The Ellen MacArthur Foundation Food Initiative: circular solutions for responsible food
Food production accounts for nearly a quarter of global greenhouse gas emissions. And poorly managed fertilization increases air, soil and water pollution. The initiative being launched by the Ellen MacArthur Foundation is pioneering: circular economy solutions will be deployed thanks to the cooperation of big cities and multinationals, in accordance with the recommendations of the report entitled “Cities and circular economy for food”*. These solutions are based on three principles:
Produce foods regeneratively, and locally where possible, to restore the quality of the environment instead of degrading it
Make the most of food products by growing and processing food in a circular loop and using by-products and organic materials to improve soil health
Produce and market products that are healthier and more sustainable.
This initiative has two goals: to reduce CO2 emissions by 4.3 billion tonnes per year (the equivalent of one billion cars!), and improve health and soils by preserving 15 million hectares of arable land per year.
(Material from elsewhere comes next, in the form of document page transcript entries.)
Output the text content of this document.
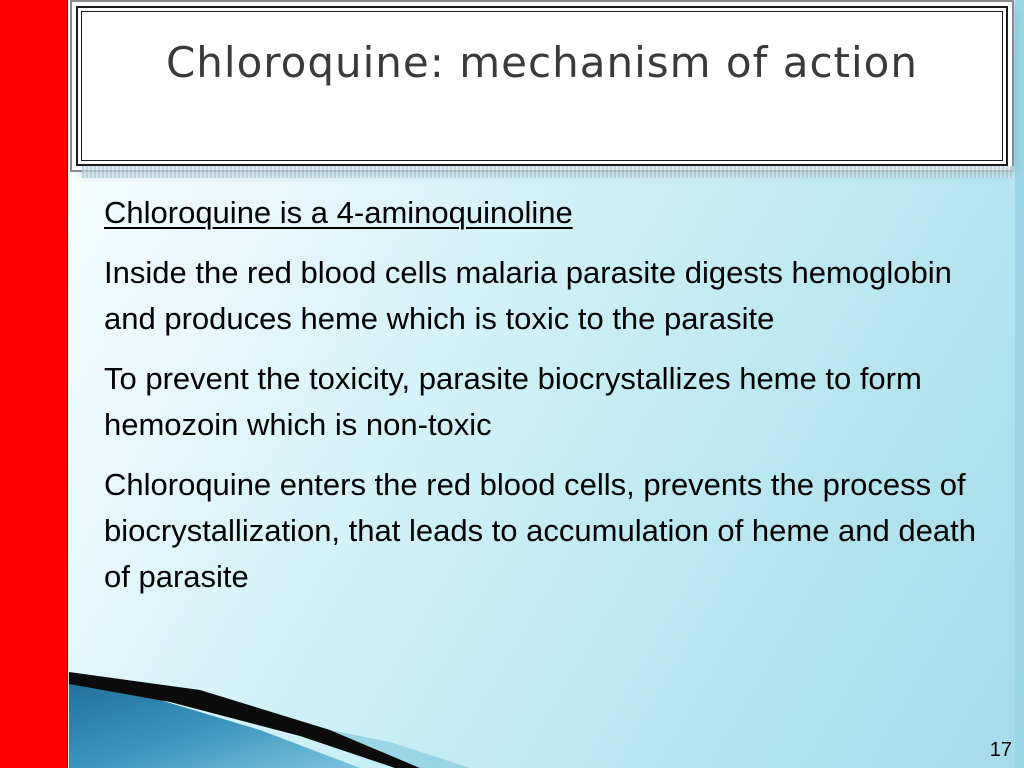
Chloroquine: mechanism of action

Chloroquine is a 4-aminoquinoline

Inside the red blood cells malaria parasite digests hemoglobin and produces heme which is toxic to the parasite

To prevent the toxicity, parasite biocrystallizes heme to form hemozoin which is non-toxic

Chloroquine enters the red blood cells, prevents the process of biocrystallization, that leads to accumulation of heme and death of parasite

17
It will save the global economy $700 billion.
*report published at the World Economic Forum in Davos in January 2019
Veolia, partnering the initiative, is already experimenting with innovative solutions
Through its traditional water, waste and energy management activities, Veolia is already developing numerous initiatives and experiments that make it possible to use resources more efficiently and improve land productivity, without resorting to chemical fertilizers:
> The Group produces fertilizers from organic waste, sewage sludge and industrial effluents that are an alternative to "all-chemical" fertilizers.
> To preserve water resources, Veolia is developing irrigation solutions around the world based on wastewater recycling.
> In parallel with these solutions relating to its traditional activities, the Group is looking at new fields of experimentation:
In France, in Lille, a pilot project focusing on bio-intensive urban micro-market gardening produces 420 different varieties of fruit and vegetables on a small parcel of land, on permaculture principles, based on soil microbiology and an ecosystem favourable to biodiversity.
With the Veolia’s Fertile Cities project, the Group is designing new intensive and qualitative agricultural production systems in urban and peri-urban environments: aquaponics, combining aquaculture and hydroponics, is building circular models covering energy management, irrigation and fertility. In Australia, the Woodlawn waste storage facility, 250 km from Sydney, produces biogas, used to generate electricity and power for some 2500 homes: the excess heat from the generators is used to heat a fish farm to 28°C, producing 2.5 tonnes of barramundi per year.
Insect farming: the Group is developing innovative partnerships with start-ups in order to set up new circular economy models, combining sanitation solutions with breeding fly larvae from waste. These are recovered in the form of proteins, intended for feeding fish or poultry, or for making fertilizers for local agriculture as an alternative to chemical fertilizers: for example in a Nairobi slum in Kenya (partnership with the Toilet Board Coalition), and in France and Malaysia, where the Group is partnering two startups specializing in insect farming - Mutatec and Entofood.